Disadvantages: This method requires a lot of calculation, it needs to calculate the corresponding font size within the given range, and find the most appropriate font size within each range, which is quite troublesome. There is also some error.
- Get innerWidth with js or set font size with clientWidht
/ / the code document. The documentElement. Style. FontSize = document. DocumentElement. ClientWidth / 6.4 + 'px'; / / or the document. The documentElement. Style. FontSize = window. The innerWidth / 6.4 + 'px'; // This is equivalent to setting the screen width to 6.4rem, which is 640px, or 100px = 1rem. When the layout can be used to rem layout for the unit, (other size instead of how much design) / / you can add code document. The body. The style.css. FontSize = '14 px; // Restore the font size on the body, <meta name="viewport" content="width=device-width, initial-scale=1, maximum-scale=1, user-scalable=no">Copy the code
Of course, if you’re on a computer and you’re accessing the mobile web. Is the document. The documentElement. ClientWidth > 640, if you also want to have a better access.
/ var/can add code deviceWidth = document. The documentElement. ClientWidth; if(deviceWidth > 640){ deviceWidth = 640; Document. The documentElement. Style. FontSize = deviceWidth / 6.4 + 'px'; }Copy the code
- 2.3 special handling of __1px__ borders
1px here refers to 1 physical pixel, when there are special requirements, such as 1 physical pixel for the border. The initial-scale attribute in the meta tag is set to reduce the effect. After setting the meta tag, we can change it dynamically.

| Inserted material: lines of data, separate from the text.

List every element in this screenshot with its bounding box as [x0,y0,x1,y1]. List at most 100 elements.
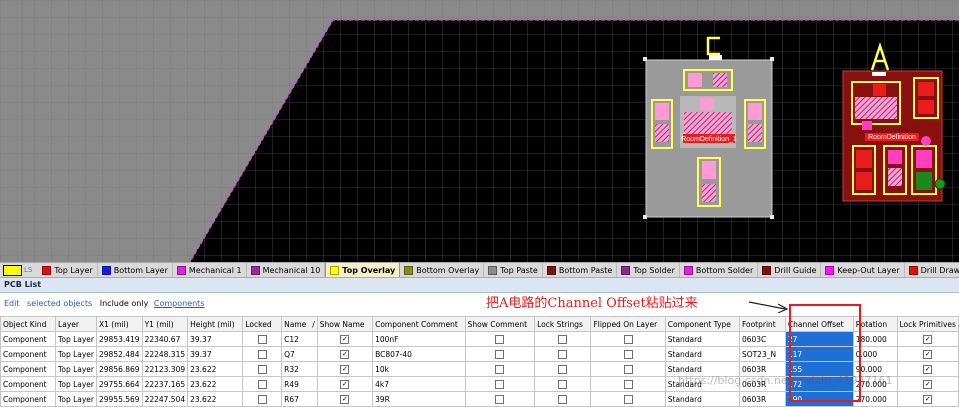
cell-name[interactable]: R32 [281,361,318,377]
unchecked-checkbox[interactable] [495,334,505,344]
cell-y1[interactable]: 22247.504 [141,391,189,407]
layer-tab-top-paste[interactable]: Top Paste [484,263,543,277]
layer-tab-mechanical-1[interactable]: Mechanical 1 [173,263,247,277]
cell-lock-strings[interactable] [534,346,592,362]
unchecked-checkbox[interactable] [623,379,633,389]
cell-lock-strings[interactable] [534,376,592,392]
cell-lock-primitives[interactable]: ✓ [896,376,959,392]
cell-comment[interactable]: 39R [372,391,466,407]
cell-x1[interactable]: 29955.569 [96,391,143,407]
cell-kind[interactable]: Component [0,331,57,347]
cell-layer[interactable]: Top Layer [55,346,97,362]
cell-show-comment[interactable] [464,361,536,377]
unchecked-checkbox[interactable] [623,364,633,374]
column-header-x1-mil[interactable]: X1 (mil) [96,316,143,332]
checked-checkbox[interactable]: ✓ [340,379,350,389]
table-row[interactable]: Component Top Layer 29955.569 22247.504 23.6… [0,391,959,407]
checked-checkbox[interactable]: ✓ [923,334,933,344]
cell-kind[interactable]: Component [0,376,57,392]
unchecked-checkbox[interactable] [257,364,267,374]
cell-kind[interactable]: Component [0,391,57,407]
layer-tab-top-solder[interactable]: Top Solder [617,263,680,277]
cell-lock-strings[interactable] [534,391,592,407]
unchecked-checkbox[interactable] [558,334,568,344]
cell-y1[interactable]: 22237.165 [141,376,189,392]
checked-checkbox[interactable]: ✓ [340,349,350,359]
cell-name[interactable]: R67 [281,391,318,407]
pcb-canvas-drawing[interactable]: RoomDefinition_1 RoomDefinition [0,0,959,262]
column-header-y1-mil[interactable]: Y1 (mil) [141,316,189,332]
cell-show-name[interactable]: ✓ [316,361,374,377]
cell-y1[interactable]: 22248.315 [141,346,189,362]
cell-x1[interactable]: 29856.869 [96,361,143,377]
layer-tab-top-layer[interactable]: Top Layer [38,263,98,277]
column-header-lock-strings[interactable]: Lock Strings [534,316,592,332]
cell-height[interactable]: 23.622 [187,391,244,407]
cell-type[interactable]: Standard [664,346,740,362]
unchecked-checkbox[interactable] [257,349,267,359]
cell-show-comment[interactable] [464,391,536,407]
checked-checkbox[interactable]: ✓ [923,364,933,374]
cell-locked[interactable] [242,361,283,377]
cell-show-name[interactable]: ✓ [316,376,374,392]
cell-show-name[interactable]: ✓ [316,331,374,347]
cell-show-name[interactable]: ✓ [316,391,374,407]
cell-locked[interactable] [242,346,283,362]
edit-mode-link[interactable]: Edit [4,299,20,308]
cell-flipped[interactable] [590,346,666,362]
cell-footprint[interactable]: 0603C [738,331,786,347]
layer-tab-drill-drawing[interactable]: Drill Drawing [905,263,959,277]
cell-comment[interactable]: 10k [372,361,466,377]
column-header-layer[interactable]: Layer [55,316,97,332]
cell-layer[interactable]: Top Layer [55,391,97,407]
cell-comment[interactable]: BC807-40 [372,346,466,362]
cell-rotation[interactable]: 0.000 [852,346,898,362]
column-header-show-name[interactable]: Show Name [316,316,374,332]
cell-locked[interactable] [242,391,283,407]
unchecked-checkbox[interactable] [623,334,633,344]
unchecked-checkbox[interactable] [623,394,633,404]
selected-objects-link[interactable]: selected objects [27,299,92,308]
cell-height[interactable]: 23.622 [187,376,244,392]
cell-show-name[interactable]: ✓ [316,346,374,362]
cell-type[interactable]: Standard [664,391,740,407]
unchecked-checkbox[interactable] [495,394,505,404]
unchecked-checkbox[interactable] [558,364,568,374]
cell-show-comment[interactable] [464,376,536,392]
unchecked-checkbox[interactable] [495,349,505,359]
checked-checkbox[interactable]: ✓ [923,394,933,404]
room-a[interactable]: RoomDefinition_1 [643,36,774,219]
cell-footprint[interactable]: 0603R [738,391,786,407]
column-header-footprint[interactable]: Footprint [738,316,786,332]
checked-checkbox[interactable]: ✓ [340,364,350,374]
cell-rotation[interactable]: 270.000 [852,391,898,407]
layer-tab-bottom-solder[interactable]: Bottom Solder [680,263,759,277]
cell-lock-strings[interactable] [534,331,592,347]
cell-lock-primitives[interactable]: ✓ [896,361,959,377]
unchecked-checkbox[interactable] [495,364,505,374]
checked-checkbox[interactable]: ✓ [340,394,350,404]
cell-rotation[interactable]: 180.000 [852,331,898,347]
cell-lock-strings[interactable] [534,361,592,377]
column-header-component-type[interactable]: Component Type [664,316,740,332]
table-row[interactable]: Component Top Layer 29853.419 22340.67 39.37… [0,331,959,347]
pcb-canvas[interactable]: RoomDefinition_1 RoomDefinition [0,0,959,262]
cell-lock-primitives[interactable]: ✓ [896,391,959,407]
cell-locked[interactable] [242,331,283,347]
cell-comment[interactable]: 100nF [372,331,466,347]
column-header-lock-primitives[interactable]: Lock Primitives [896,316,959,332]
column-header-name[interactable]: Name / [281,316,318,332]
cell-footprint[interactable]: SOT23_N [738,346,786,362]
cell-locked[interactable] [242,376,283,392]
cell-lock-primitives[interactable]: ✓ [896,346,959,362]
cell-flipped[interactable] [590,391,666,407]
components-filter-link[interactable]: Components [154,299,205,308]
cell-kind[interactable]: Component [0,361,57,377]
cell-show-comment[interactable] [464,331,536,347]
cell-layer[interactable]: Top Layer [55,376,97,392]
cell-height[interactable]: 39.37 [187,331,244,347]
column-header-flipped-on-layer[interactable]: Flipped On Layer [590,316,666,332]
cell-height[interactable]: 39.37 [187,346,244,362]
column-header-channel-offset[interactable]: Channel Offset [784,316,854,332]
checked-checkbox[interactable]: ✓ [923,349,933,359]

<meta name="viewport" content="width=device-width, initial-scale=1, maximum-scale=1, user-scalable=no"> let dpr = window.devicePixelRatio; // Let scale = 1/ DPR; / / and scaling the let width = document. The documentElement. ClientWidth / 6.4 * DPR; // Let metaN = document.querySelector('meta[name="viewport"]'); metaN.setAttribute('content','content','initial-scale=' + scale + ', maximum-scale=' + scale + ', minimum-scale=' + scale + ', user-scalable=no'); // let styleN = document.createElement('style'); styleN.innerHTML = 'html{ font-size:' + width + 'px; } '; / / set the rem document. Head. The appendChild (styleN);Copy the code
- 2.4 Font size is used in the page
Here, the font size on taobao and netease pages does not use REM, but use @media for query. This is only for reference, because REM is also available.

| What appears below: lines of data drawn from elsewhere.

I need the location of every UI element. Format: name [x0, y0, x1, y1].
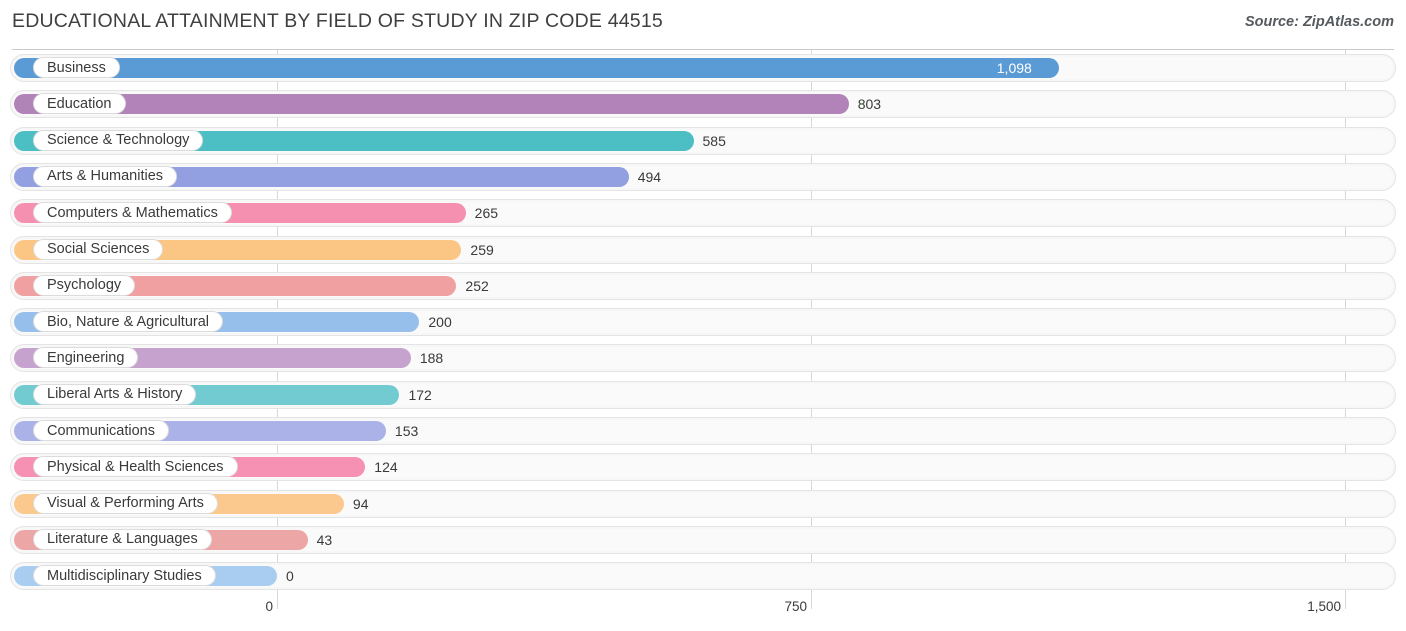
bar-category-label: Multidisciplinary Studies	[33, 565, 216, 587]
chart-row[interactable]: Arts & Humanities 494	[10, 162, 1396, 191]
page-title: EDUCATIONAL ATTAINMENT BY FIELD OF STUDY…	[12, 10, 663, 32]
bar-value-label: 200	[428, 314, 452, 331]
axis-tick-mark	[811, 595, 812, 609]
bar-category-label: Physical & Health Sciences	[33, 456, 238, 478]
bar-category-label: Engineering	[33, 347, 139, 369]
x-axis: 0 750 1,500	[0, 595, 1406, 631]
bar-category-label: Social Sciences	[33, 238, 164, 260]
axis-tick-mark	[277, 595, 278, 609]
chart-row[interactable]: Multidisciplinary Studies 0	[10, 562, 1396, 591]
chart-row[interactable]: Visual & Performing Arts 94	[10, 489, 1396, 518]
chart-row[interactable]: Literature & Languages 43	[10, 525, 1396, 554]
bar-value-label: 494	[637, 168, 662, 185]
bar-value-label: 0	[286, 568, 294, 585]
bar-category-label: Bio, Nature & Agricultural	[33, 311, 223, 333]
axis-tick-mark	[1345, 595, 1346, 609]
bar[interactable]	[14, 58, 1059, 78]
chart-row[interactable]: Computers & Mathematics 265	[10, 199, 1396, 228]
chart-row[interactable]: Science & Technology 585	[10, 126, 1396, 155]
bar-category-label: Liberal Arts & History	[33, 383, 197, 405]
chart-header: EDUCATIONAL ATTAINMENT BY FIELD OF STUDY…	[0, 0, 1406, 50]
chart-row[interactable]: Physical & Health Sciences 124	[10, 453, 1396, 482]
bar-value-label: 259	[470, 241, 494, 258]
bar-value-label: 1,098	[996, 60, 1032, 76]
bar-value-label: 803	[857, 96, 882, 113]
chart-row[interactable]: Bio, Nature & Agricultural 200	[10, 308, 1396, 337]
bar-value-label: 585	[702, 132, 726, 149]
bar-value-label: 124	[374, 459, 398, 476]
bar-value-label: 265	[474, 205, 499, 222]
bar[interactable]	[14, 94, 849, 115]
chart-row[interactable]: Engineering 188	[10, 344, 1396, 373]
bar-category-label: Science & Technology	[33, 129, 204, 151]
chart-row[interactable]: Communications 153	[10, 417, 1396, 445]
bar-category-label: Computers & Mathematics	[33, 202, 232, 224]
axis-tick-label: 750	[784, 599, 807, 614]
chart-root: EDUCATIONAL ATTAINMENT BY FIELD OF STUDY…	[0, 0, 1406, 631]
chart-row[interactable]: Psychology 252	[10, 271, 1396, 300]
bar-value-label: 172	[408, 386, 432, 403]
bar-category-label: Psychology	[33, 274, 136, 296]
bar-value-label: 252	[465, 277, 489, 294]
bar-category-label: Visual & Performing Arts	[33, 492, 218, 514]
bar-value-label: 188	[419, 350, 444, 367]
axis-tick-label: 1,500	[1307, 599, 1341, 614]
bar-value-label: 94	[352, 495, 369, 512]
bar-category-label: Education	[33, 93, 126, 115]
chart-row[interactable]: Education 803	[10, 90, 1396, 119]
chart-row[interactable]: Liberal Arts & History 172	[10, 380, 1396, 409]
axis-tick-label: 0	[265, 599, 273, 614]
chart-row[interactable]: Business 1,098	[10, 54, 1396, 82]
bar-category-label: Arts & Humanities	[33, 165, 178, 187]
source-attribution: Source: ZipAtlas.com	[1244, 14, 1394, 30]
bar-category-label: Business	[33, 57, 120, 78]
bar-value-label: 153	[394, 423, 419, 439]
chart-row[interactable]: Social Sciences 259	[10, 235, 1396, 264]
bar-value-label: 43	[316, 531, 333, 548]
bar-category-label: Communications	[33, 420, 169, 441]
bar-category-label: Literature & Languages	[33, 528, 212, 550]
plot-area: Business 1,098 Education 803 Science & Techn…	[0, 50, 1406, 595]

@media screen and (max-width:321px){.test{font-size:15px}} @media screen and (min-width:321px) and (max-width:400px){ .test{font-size:16px}} @media screen and (min-width:400px){.test{font-size:18px} }Copy the code
(3) Actual combat introduction ii (based on VW WH unit)

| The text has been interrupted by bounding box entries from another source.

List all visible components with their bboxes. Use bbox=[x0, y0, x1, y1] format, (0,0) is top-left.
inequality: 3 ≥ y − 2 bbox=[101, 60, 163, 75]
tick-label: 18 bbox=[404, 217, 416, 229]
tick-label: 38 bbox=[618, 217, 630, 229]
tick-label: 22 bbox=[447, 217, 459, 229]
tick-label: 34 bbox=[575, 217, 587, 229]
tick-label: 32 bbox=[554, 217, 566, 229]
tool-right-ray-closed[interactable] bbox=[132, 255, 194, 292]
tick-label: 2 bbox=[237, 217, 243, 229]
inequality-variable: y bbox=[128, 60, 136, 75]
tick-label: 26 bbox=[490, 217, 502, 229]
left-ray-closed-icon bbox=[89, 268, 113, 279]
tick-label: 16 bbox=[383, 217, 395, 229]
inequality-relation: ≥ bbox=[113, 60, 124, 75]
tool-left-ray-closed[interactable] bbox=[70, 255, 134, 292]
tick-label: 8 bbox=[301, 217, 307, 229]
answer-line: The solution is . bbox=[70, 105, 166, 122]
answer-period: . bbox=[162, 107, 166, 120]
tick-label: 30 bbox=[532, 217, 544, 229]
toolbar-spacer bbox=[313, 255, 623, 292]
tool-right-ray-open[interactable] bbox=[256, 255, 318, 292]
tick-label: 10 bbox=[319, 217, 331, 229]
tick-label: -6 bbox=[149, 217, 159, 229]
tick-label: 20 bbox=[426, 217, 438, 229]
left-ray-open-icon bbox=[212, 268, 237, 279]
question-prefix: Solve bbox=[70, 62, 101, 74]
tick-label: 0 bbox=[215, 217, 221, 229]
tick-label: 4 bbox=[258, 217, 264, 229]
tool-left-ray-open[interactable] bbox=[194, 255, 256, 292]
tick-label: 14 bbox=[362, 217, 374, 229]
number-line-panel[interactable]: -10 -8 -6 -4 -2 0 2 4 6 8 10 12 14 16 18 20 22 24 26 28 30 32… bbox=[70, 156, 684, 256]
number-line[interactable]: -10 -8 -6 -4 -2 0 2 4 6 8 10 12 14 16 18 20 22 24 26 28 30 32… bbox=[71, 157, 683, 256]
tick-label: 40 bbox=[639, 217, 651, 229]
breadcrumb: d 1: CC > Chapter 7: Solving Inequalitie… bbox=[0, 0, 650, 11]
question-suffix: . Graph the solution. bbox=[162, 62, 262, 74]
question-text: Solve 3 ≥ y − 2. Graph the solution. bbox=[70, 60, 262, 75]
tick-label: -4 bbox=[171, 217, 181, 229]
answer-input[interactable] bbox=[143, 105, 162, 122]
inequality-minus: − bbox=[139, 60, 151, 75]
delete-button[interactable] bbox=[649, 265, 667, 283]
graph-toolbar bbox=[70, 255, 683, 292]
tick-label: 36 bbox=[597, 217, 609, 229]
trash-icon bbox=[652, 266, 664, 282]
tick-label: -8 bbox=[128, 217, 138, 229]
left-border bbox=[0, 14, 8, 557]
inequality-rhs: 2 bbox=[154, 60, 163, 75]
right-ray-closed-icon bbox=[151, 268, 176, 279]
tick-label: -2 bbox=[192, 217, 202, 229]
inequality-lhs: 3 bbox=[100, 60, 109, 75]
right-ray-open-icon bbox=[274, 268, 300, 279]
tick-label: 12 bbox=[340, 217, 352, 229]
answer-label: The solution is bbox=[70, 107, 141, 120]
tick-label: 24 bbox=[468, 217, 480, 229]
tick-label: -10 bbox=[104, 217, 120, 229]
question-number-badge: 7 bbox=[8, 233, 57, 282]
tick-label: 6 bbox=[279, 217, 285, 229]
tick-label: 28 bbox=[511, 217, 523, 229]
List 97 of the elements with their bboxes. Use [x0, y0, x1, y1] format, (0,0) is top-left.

Vw VH can easily handle elastic layouts,
1VW = 1/100th 100th viewport width 1vh = 1/100th 100th viewport heght Set element width as a percentage of viewport width
The smaller vmin relative to the width or height of the viewport. The smallest one is divided into 100 units of vmin. The larger vmax relative to the width or height of the viewport. The largest one is divided into 100 units of Vmax. Through Vmin and Vmax can do mobile phone rotation style.
Disadvantages/advantages: Vw VH Vmin Vmax is not very compatible with mobile phones and requires Android 4.4 or higher. Although it is not particularly popular now, there are few users of Android 4.4 now, so using VW as an adaptation unit is likely to become popular.
It is supported above iOS 8 and Android 4.4 on mobile terminals, and has perfect comprehensive support in the wechat X5 kernel.
With VW as the layout unit, the method is as follows. (Compiled using the sass function)
$vm_base: 640; @function vm($px) { @return ($px / 640) * 100vw; }.test{width:vm(40)}.test{width:vm(40)}Copy the code
If it helps, give it a thumbs up.
This is an article I wrote on another platform, moving on to nuggets.